Anxiety around money has spiked this year. Around 64% of adults report that finances are “a significant source of stress” in their lives during the pandemic, according to recent findings by the American Psychological Association.

Why wouldn’t we be afraid? More than 45 million people have filed for unemployment this year. Millions are losing their homes, falling behind on their bills and unable to afford enough food for themselves and their children.

Even many of those who still have a job fear losing it, and it’s hard to find someone who hasn’t had some plan derailed. Nearly a third of people, for example, say Covid-19 will delay when they retire.

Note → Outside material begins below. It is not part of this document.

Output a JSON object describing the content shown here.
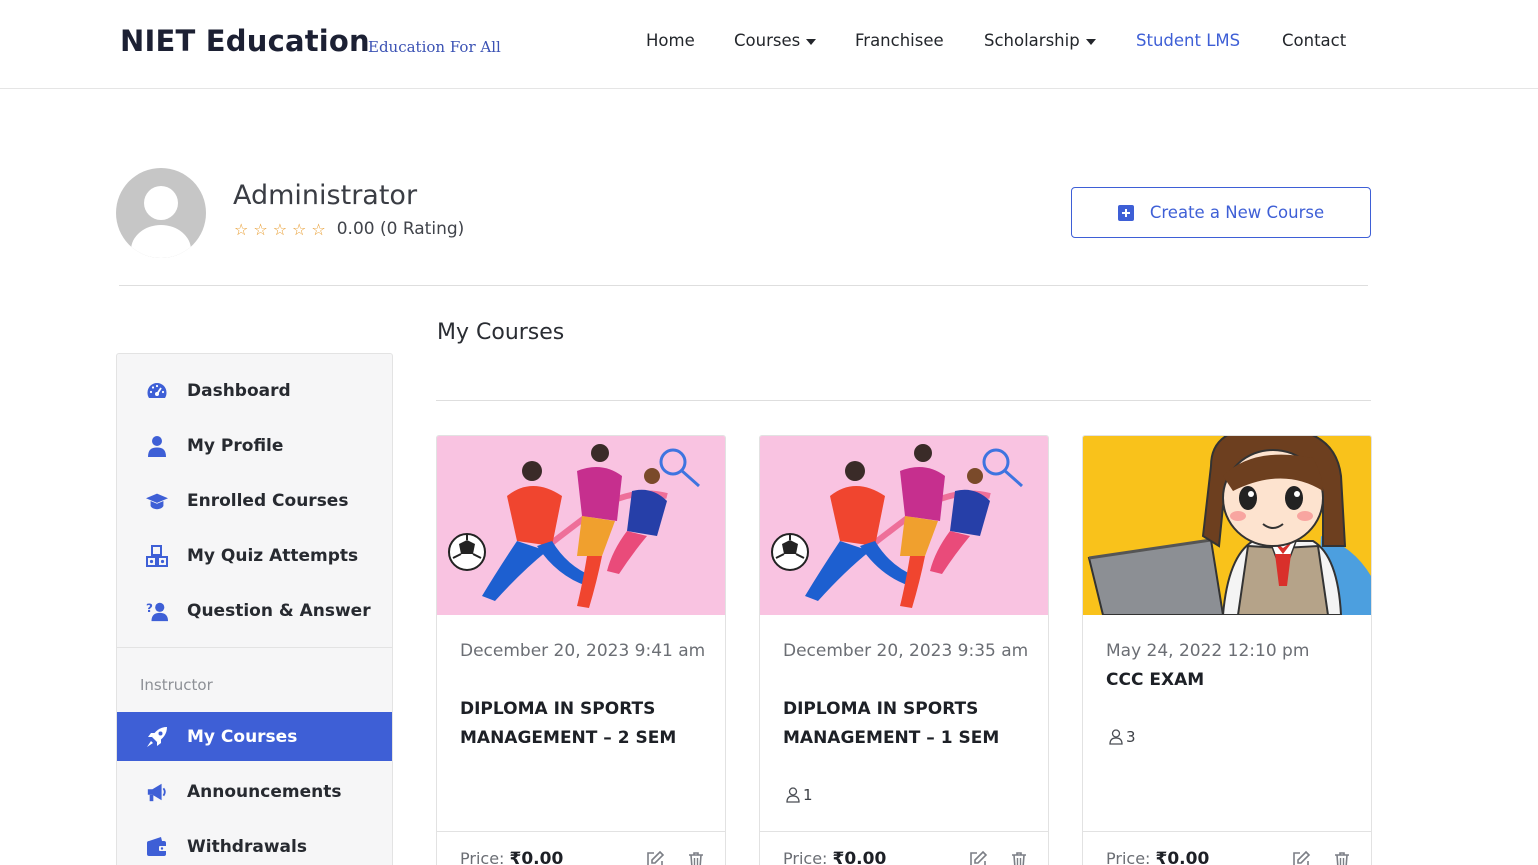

“There is so much uncertainty these days, and that uncertainty leads to increased fear, anxiety and in some cases, panic attacks,” said Jennifer Dunkle, a financial therpaist in Fort Collins, Colorado.

Make sure you’re OK

Anxiety can be confusing and even paralyzing. As a result, it may be hard to think straight until you can calm down a little, said Dr. Mary Gresham, a financial psychologist in Atlanta.

“Solutions generated in desperation and when stressed tend to be short-sighted and narrow,” Gresham said.

Meditation, eating healthy, getting enough sleep and avoiding alcohol can all reduce stress levels, she said.

Financial therapist Tara Unverzagt advises taking on one small task per day.

Source: Tara Unverzagt

Jeff Shinal, a financial therapist in Leesburg, Virginia, advises people in a panicky state to label their emotions. Putting them into words, he said, can decrease their intensity and power over you.

In your worst moments, Shinal said, try focusing on your five senses — what you can see, smell, hear, taste and touch. Doing so can put a temporary stay on spiraling, doomsday-type thoughts.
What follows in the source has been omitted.